The presence of a sleep disorder has a “significant and unique effect” on back pain-related healthcare use—beyond the impact of pain intensity, disability, and other factors, according to a study recently published in Spine. Authors Daniel Rhon (Brooke Army Medical Center, San Antonio, USA) and colleagues believe that assessing sleep disorders in patients with back pain “could provide an important indication of risk for high pain-related healthcare use.”
The study included 757 patients with low back pain attending self-management classes at a US military hospital. More than two-thirds of patients were men; over 80% were military service members.
The researchers assessed standard scores for pain intensity and disability, along with the presence of diagnosed sleep disorders and daytime sleepiness. These factors were evaluated for association with the amount of healthcare for low back pain (total number of medical visits and costs of related care) in the year after the self-management classes.
As a group, the patients had relatively mild back pain: the average pain score was 2.4 out of 5 and average disability score 18.7 out of 100. However, 26% had a diagnosed sleep disorder—most commonly insomnia.
“The number of visits for low back pain was significantly associated with pain intensity, disability, and history of sleep disorder,” Rhon and colleagues write. Pain, disability, and diagnosed sleep disorders were also linked to increased costs for treating back pain. Daytime sleepiness, although a key symptom of sleep disorders, was unrelated to healthcare visits or costs.

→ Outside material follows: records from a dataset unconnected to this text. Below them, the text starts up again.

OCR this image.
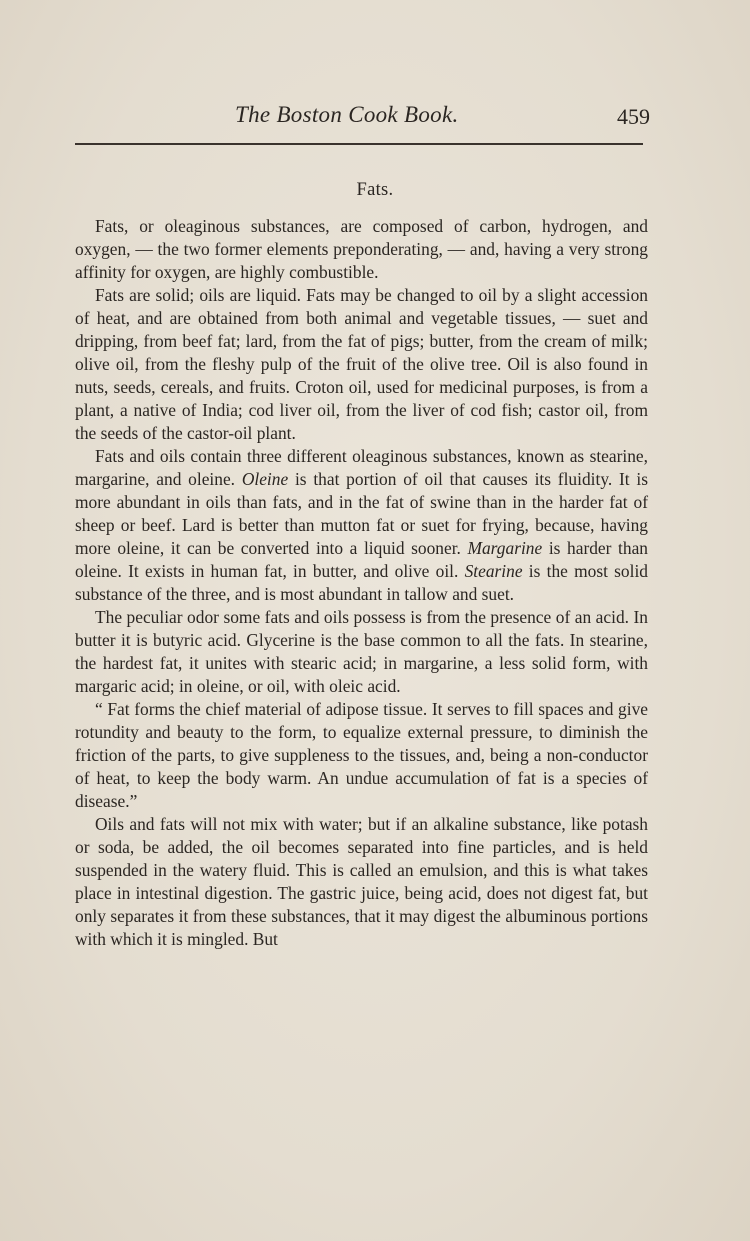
The Boston Cook Book.	459
Fats.

Fats, or oleaginous substances, are composed of carbon, hydrogen, and oxygen, — the two former elements preponderating, — and, having a very strong affinity for oxygen, are highly combustible.

Fats are solid; oils are liquid. Fats may be changed to oil by a slight accession of heat, and are obtained from both animal and vegetable tissues, — suet and dripping, from beef fat; lard, from the fat of pigs; butter, from the cream of milk; olive oil, from the fleshy pulp of the fruit of the olive tree. Oil is also found in nuts, seeds, cereals, and fruits. Croton oil, used for medicinal purposes, is from a plant, a native of India; cod liver oil, from the liver of cod fish; castor oil, from the seeds of the castor-oil plant.

Fats and oils contain three different oleaginous substances, known as stearine, margarine, and oleine. Oleine is that portion of oil that causes its fluidity. It is more abundant in oils than fats, and in the fat of swine than in the harder fat of sheep or beef. Lard is better than mutton fat or suet for frying, because, having more oleine, it can be converted into a liquid sooner. Margarine is harder than oleine. It exists in human fat, in butter, and olive oil. Stearine is the most solid substance of the three, and is most abundant in tallow and suet.

The peculiar odor some fats and oils possess is from the presence of an acid. In butter it is butyric acid. Glycerine is the base common to all the fats. In stearine, the hardest fat, it unites with stearic acid; in margarine, a less solid form, with margaric acid; in oleine, or oil, with oleic acid.

“ Fat forms the chief material of adipose tissue. It serves to fill spaces and give rotundity and beauty to the form, to equalize external pressure, to diminish the friction of the parts, to give suppleness to the tissues, and, being a non-conductor of heat, to keep the body warm. An undue accumulation of fat is a species of disease.”

Oils and fats will not mix with water; but if an alkaline substance, like potash or soda, be added, the oil becomes separated into fine particles, and is held suspended in the watery fluid. This is called an emulsion, and this is what takes place in intestinal digestion. The gastric juice, being acid, does not digest fat, but only separates it from these substances, that it may digest the albuminous portions with which it is mingled. But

Sleep disorders were associated with higher low back pain-related healthcare visits and costs at all levels of pain and disability. For example, at a disability score of 20, the average number of low back pain-related healthcare visits was 5.4 for patients with sleep disorders versus 3.5 for those without sleep disorders. At the same disability score, average healthcare costs were about US$1,254 for patients with sleep disorders versus US$766 for those without.
The impact of sleep disorders was even greater at higher levels of pain and disability. However, the study found no “moderating effect”—sleep disorders did not explain the increases in healthcare visits or costs for patients with higher pain or disability scores.
Low back pain is a very common condition and a major contributor to high levels of healthcare use and increased costs. Previous studies have suggested that sleep quality may contribute to outcomes for patients with musculoskeletal pain conditions, including back pain.
The new findings show that patients with diagnosed sleep disorders have higher healthcare use and costs for low back pain, independent of the effects of pain intensity and disability scores. Rhon and coauthors write, “The presence of sleep disorders is not often evaluated during the clinical management of low back pain, but could provide an important indication of risk for high pain-related healthcare use.” That may be especially important with new healthcare reimbursement models emphasising higher-quality, lower-cost care.
Rhon and colleagues call for further research to clarify how sleep disorders affect the outcomes of low back pain—including studies of patients with higher pain intensity and disability scores. They also discuss possible treatment implications, such as appropriate screening for disordered sleep earlier in the care management pathway. This also includes the need for clinical decision aids that improve management of disordered sleep for patients with back pain, as well as thresholds for referral to a sleep specialist.